Thursday, March 08, 2007

High cost, high volume poverty

My good friend, Dr. Marcus Martin leads the research efforts for The J. McDonald Williams Institute, the research arm of the Foundation for Community Empowerment (FCE) here in Dallas. Dallas businessman and former Trammell Crow CEO, Don Williams founded FCE in the early 1990s. Today FCE serves as one of the most important catalytic organizations in the nation devoted to the realization of urban reclamation, redevelopment and justice for everyone.

Marcus, FCE and its research Institute do amazing work bringing the realities facing low-income, inner city neighborhoods out into public space for conversation, debate and action.

Consider just a bit of the crushing reality bound up in the daily life circumstances of tens of thousands of our neighbors here in Dallas. The story of Dallas is truly "a tale of two cities" and the data that follows comes to us because of the hard work of Dr. Martin and the entire team at FCE.

*Sixty-three per cent of the households of South Dallas earn $25,000 or less annually. Seventy-one percent of these households earn below 200% of the federally established poverty benchmark.

*Only 9.5% of "Northern Corridor" households earn $25,000 or less and only 20% earn below 200% of the poverty line ($40,000 for a family of four).

*In the city of Dallas, one of six residents (16.7%) lives in poverty. In South Dallas the number is 1 of 2 residents (50%).

*Forty-four percent of Dallas children live in areas of concentrated poverty.

*In 85% of Dallas' most severely distressed neighborhoods, 60% of the children are African American.

*Twenty percent of all black children in Dallas live in severely distressed neighborhoods.

*Only 12% of Southern Sector residents have a college degree.

*Only 4.3% of the adults over 25-years-old living in South Dallas proper have a college degree.

*Almost 50% of adults over 25 years-old living in South Dallas do not have a high school diploma.

*Infant mortality rates for South Dallas families for 2003 were 16.7 deaths per 1,000 live births.

*Fifty-seven percent of South Dallas residents do not have health insurance.

*South Dallas is the least healthy area of Dallas.

*The jobless rate in South Dallas is 1.5 times that of the City of Dallas.

*As of 2000, Southern Sector property in Dallas was valued at $63.54 per square foot as compared to Northern Sector property valued at $93.32 per square foot.

*The value of homes in North Dallas is 3.5 times greater than those in southern Dallas.

*Median home value in South Dallas is $43,914, while median home value in the city is $109,153.

*The median age of housing units in the city of Dallas is around 30 years, while the median age of units in South Dallas is 50 years.

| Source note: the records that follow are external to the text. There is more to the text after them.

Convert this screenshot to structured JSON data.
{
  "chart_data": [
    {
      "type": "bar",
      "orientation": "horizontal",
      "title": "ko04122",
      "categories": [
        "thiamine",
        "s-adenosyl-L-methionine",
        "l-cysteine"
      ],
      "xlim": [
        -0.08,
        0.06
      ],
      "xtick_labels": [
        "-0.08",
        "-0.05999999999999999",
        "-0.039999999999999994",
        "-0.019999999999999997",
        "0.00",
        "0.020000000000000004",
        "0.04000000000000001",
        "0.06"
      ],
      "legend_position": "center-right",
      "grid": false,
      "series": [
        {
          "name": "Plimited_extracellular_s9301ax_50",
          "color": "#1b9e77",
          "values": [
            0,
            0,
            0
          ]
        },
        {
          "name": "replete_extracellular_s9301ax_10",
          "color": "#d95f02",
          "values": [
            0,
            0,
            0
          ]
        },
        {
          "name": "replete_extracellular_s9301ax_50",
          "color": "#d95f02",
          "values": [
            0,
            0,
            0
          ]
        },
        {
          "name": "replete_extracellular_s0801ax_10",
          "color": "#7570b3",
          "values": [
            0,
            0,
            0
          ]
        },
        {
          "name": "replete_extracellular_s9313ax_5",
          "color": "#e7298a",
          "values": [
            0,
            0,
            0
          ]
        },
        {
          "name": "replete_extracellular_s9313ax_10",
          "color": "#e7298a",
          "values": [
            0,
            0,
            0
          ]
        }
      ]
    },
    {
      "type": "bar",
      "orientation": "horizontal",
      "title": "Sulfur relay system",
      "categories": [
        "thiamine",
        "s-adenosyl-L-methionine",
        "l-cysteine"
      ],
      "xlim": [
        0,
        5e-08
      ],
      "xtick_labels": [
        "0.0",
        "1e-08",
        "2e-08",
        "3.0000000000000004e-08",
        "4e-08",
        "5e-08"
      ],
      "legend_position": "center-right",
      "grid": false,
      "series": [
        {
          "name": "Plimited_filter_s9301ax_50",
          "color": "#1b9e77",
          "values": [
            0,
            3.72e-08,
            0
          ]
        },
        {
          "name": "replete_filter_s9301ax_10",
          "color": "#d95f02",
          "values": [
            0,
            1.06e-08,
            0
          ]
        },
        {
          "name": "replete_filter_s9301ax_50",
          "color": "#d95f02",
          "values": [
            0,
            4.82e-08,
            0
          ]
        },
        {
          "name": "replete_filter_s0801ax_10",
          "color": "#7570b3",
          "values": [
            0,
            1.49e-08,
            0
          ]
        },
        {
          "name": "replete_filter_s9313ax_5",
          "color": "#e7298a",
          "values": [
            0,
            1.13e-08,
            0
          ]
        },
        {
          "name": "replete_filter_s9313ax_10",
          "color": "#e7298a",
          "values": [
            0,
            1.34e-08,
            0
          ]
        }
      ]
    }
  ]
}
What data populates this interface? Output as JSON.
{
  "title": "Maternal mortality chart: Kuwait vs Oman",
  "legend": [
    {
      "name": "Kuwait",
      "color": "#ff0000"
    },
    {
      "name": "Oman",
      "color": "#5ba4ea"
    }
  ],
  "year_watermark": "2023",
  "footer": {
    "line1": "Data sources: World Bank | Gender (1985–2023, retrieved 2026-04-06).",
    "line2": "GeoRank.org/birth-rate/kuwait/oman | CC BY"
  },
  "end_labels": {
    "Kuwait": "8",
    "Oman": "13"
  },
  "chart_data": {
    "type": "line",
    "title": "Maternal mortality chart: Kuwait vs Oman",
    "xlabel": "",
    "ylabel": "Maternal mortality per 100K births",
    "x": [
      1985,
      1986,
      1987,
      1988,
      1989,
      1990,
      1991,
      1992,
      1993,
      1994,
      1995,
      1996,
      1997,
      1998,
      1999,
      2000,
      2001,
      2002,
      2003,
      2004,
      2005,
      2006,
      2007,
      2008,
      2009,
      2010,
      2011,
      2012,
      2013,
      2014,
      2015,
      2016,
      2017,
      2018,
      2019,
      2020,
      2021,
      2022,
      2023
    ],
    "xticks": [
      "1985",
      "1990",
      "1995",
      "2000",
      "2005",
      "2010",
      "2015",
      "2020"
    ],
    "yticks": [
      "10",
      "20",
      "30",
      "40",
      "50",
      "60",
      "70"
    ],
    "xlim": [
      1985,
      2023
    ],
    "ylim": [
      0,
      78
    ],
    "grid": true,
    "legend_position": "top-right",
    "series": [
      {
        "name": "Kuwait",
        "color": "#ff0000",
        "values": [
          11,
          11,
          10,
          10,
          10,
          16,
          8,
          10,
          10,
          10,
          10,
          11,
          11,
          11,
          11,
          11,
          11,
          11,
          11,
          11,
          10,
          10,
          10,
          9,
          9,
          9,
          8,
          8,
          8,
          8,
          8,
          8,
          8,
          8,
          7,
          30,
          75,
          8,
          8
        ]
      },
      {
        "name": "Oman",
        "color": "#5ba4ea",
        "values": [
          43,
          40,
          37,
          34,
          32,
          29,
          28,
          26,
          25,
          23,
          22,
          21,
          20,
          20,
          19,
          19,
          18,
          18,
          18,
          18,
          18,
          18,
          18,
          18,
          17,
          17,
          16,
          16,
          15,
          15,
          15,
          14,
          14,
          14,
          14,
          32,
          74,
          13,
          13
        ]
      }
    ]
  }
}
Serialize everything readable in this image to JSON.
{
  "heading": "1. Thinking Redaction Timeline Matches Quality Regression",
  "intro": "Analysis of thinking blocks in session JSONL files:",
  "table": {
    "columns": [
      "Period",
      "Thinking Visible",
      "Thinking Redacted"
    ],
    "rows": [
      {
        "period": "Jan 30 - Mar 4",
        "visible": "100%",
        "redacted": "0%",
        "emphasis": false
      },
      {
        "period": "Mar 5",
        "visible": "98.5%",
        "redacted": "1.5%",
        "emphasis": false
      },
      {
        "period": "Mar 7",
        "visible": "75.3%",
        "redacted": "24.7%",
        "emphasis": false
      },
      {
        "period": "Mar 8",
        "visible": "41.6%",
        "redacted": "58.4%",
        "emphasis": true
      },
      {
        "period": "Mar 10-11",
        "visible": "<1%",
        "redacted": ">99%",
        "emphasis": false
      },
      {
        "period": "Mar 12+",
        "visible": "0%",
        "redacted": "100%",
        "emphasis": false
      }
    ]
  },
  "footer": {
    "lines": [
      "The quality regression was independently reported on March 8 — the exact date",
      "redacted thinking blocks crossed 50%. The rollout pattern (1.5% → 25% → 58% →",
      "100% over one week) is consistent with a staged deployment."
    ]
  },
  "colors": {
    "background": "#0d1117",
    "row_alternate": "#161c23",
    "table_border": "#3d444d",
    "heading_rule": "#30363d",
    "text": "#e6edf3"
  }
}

*The number of business establishments in the Southern Sector have declined by 5% since the mid-1990s.

When anyone talks about poverty in Dallas or in other major U. S. urban centers, it is clear that informed discussion must move beyond individual responsibility, achievement and circumstance to the larger, systemic forces that consign entire communities to the limitations inherent in low-income areas.

Any expectation for real, sustainable change must involve public policy strategies and comprehensive city-wide responses. What we so often miss is the fact that deeply entrenched poverty hurts us all from one side of the community to the other. None of us can afford to ignore these harsh realities any longer.

Poverty is expensive. It costs all of us again and again in lost tax base revenues, mounting social services costs, public safety and health care expenses; and, most of all, in the destruction of hope.

It is time for a new day in Dallas. We can't wait any longer.